Rabbi Glenn Karonsky was known for rolling up his sleeves and getting to work.
Karonsky — who retired this summer as executive director of the Center for Jewish Living and Learning at the Jewish Community Federation of the Greater East Bay — would occasionally appear at educational retreats and scrub down pots, pans, kitchen counters and even blowtorch ovens to make the kitchens kosher.
Former colleague Jo-Ann Jacobson, vice president of the East Bay federation, said Karonsky was always willing to do what was required, even if he was the man in charge.
“He is willing to serve food if he needs to,” she said, adding that he never needed to be in the spotlight. “He enables people to star in what they can star in.”

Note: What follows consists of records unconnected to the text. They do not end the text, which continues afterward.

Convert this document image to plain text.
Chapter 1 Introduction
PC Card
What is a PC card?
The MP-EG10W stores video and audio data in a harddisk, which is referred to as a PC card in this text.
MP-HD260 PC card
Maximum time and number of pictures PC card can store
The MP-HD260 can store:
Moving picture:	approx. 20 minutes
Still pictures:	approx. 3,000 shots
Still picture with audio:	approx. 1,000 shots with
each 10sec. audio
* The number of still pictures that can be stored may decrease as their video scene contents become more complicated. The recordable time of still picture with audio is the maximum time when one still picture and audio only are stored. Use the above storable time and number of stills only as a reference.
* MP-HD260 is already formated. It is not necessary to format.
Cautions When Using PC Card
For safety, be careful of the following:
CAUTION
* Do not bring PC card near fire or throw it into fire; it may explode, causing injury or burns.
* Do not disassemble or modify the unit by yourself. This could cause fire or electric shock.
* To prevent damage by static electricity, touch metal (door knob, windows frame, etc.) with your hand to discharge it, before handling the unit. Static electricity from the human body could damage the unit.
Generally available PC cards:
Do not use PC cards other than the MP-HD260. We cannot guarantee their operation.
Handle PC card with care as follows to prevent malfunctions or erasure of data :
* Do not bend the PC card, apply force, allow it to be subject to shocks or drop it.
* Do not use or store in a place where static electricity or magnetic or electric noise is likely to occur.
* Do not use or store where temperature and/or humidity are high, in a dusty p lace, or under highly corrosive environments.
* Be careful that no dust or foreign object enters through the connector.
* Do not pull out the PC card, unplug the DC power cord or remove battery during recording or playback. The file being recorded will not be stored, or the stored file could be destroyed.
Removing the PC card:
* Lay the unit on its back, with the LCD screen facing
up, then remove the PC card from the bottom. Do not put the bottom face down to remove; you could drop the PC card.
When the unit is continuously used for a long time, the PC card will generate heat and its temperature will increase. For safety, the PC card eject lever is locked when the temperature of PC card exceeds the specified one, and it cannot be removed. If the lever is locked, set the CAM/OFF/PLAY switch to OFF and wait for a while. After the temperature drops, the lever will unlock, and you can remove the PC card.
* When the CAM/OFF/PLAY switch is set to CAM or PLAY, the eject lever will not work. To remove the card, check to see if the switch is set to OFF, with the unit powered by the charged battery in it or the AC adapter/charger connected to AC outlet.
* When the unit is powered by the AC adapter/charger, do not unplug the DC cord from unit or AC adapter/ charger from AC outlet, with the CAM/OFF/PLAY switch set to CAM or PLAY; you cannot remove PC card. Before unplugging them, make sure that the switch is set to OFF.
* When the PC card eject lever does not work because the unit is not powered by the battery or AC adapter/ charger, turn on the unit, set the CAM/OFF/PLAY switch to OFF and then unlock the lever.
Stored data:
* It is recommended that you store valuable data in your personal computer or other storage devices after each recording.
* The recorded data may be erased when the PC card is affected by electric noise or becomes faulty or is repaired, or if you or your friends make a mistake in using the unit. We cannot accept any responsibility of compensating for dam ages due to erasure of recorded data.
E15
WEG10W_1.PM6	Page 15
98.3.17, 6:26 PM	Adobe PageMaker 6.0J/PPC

The native San Franciscan spent 25 years as a Jewish educator, and his almost 13-year stint leading the East Bay’s Jewish educational agenda is marked with numerous highlights and organizational growth his colleagues call unprecedented.
He was involved in opening two new Jewish day schools in the East Bay, and helped start a program that provided special-education resources to parents and day schools, plus a summer Israel program for teens that now sends more than 100 East Bay teens a year to the Middle East, proportionately more than most other communities its size.
And Karonsky is credited with doubling the participation in Midrasha, the after-school Jewish education program for high school students, making it the second-largest communal system for teen Jewish education in the nation, he said.
Karonsky said he prioritized Midrasha because he saw the potential for securing Jewish identity and passion about Jewish living and learning.
“[The] East Bay has conquered the notion that Jewish education ends at bar- and bat mitzvah,” he said, adding that the center’s research showed that almost 90 percent of all East Bay b’nai mitzvah students continue their education into the Midrasha programming. The number who continue through high school graduation is “staggering,” he added.
“When you put the whole package together, students leave their high school years secure in their Jewish identity and passionate about Jewish living and learning.”
In fact, Karonsky thinks Jewish education for children is presently so outstanding that many students have greater knowledge than their parents.
He thinks the next steps should be serving the growing East Bay Jewish community, giving adults a more intense opportunity to study Judaism and reaching out to assimilated Jews.
And what does a retiring 49-year-old rabbi do?
Karonsky is leaving Jewish communal work, moving to the Peninsula and pursuing a private-business opportunity. He is beginning a second career, but he said the impact of his first one — and his passion for Jewish education — will last his lifetime.
Loren Basch, CEO of the East Bay federation, said Karonsky has had an impact on the lives of many kids, some of whom have already become community leaders and educators.
“Anytime that Glenn was asked to perform rabbinical duties, certainly in terms of teaching us about the Jewish holidays and conducting the Jewish holidays at the federation, he was just tremendous,” Basch said. “He was always ready to serve and do his best for the community.”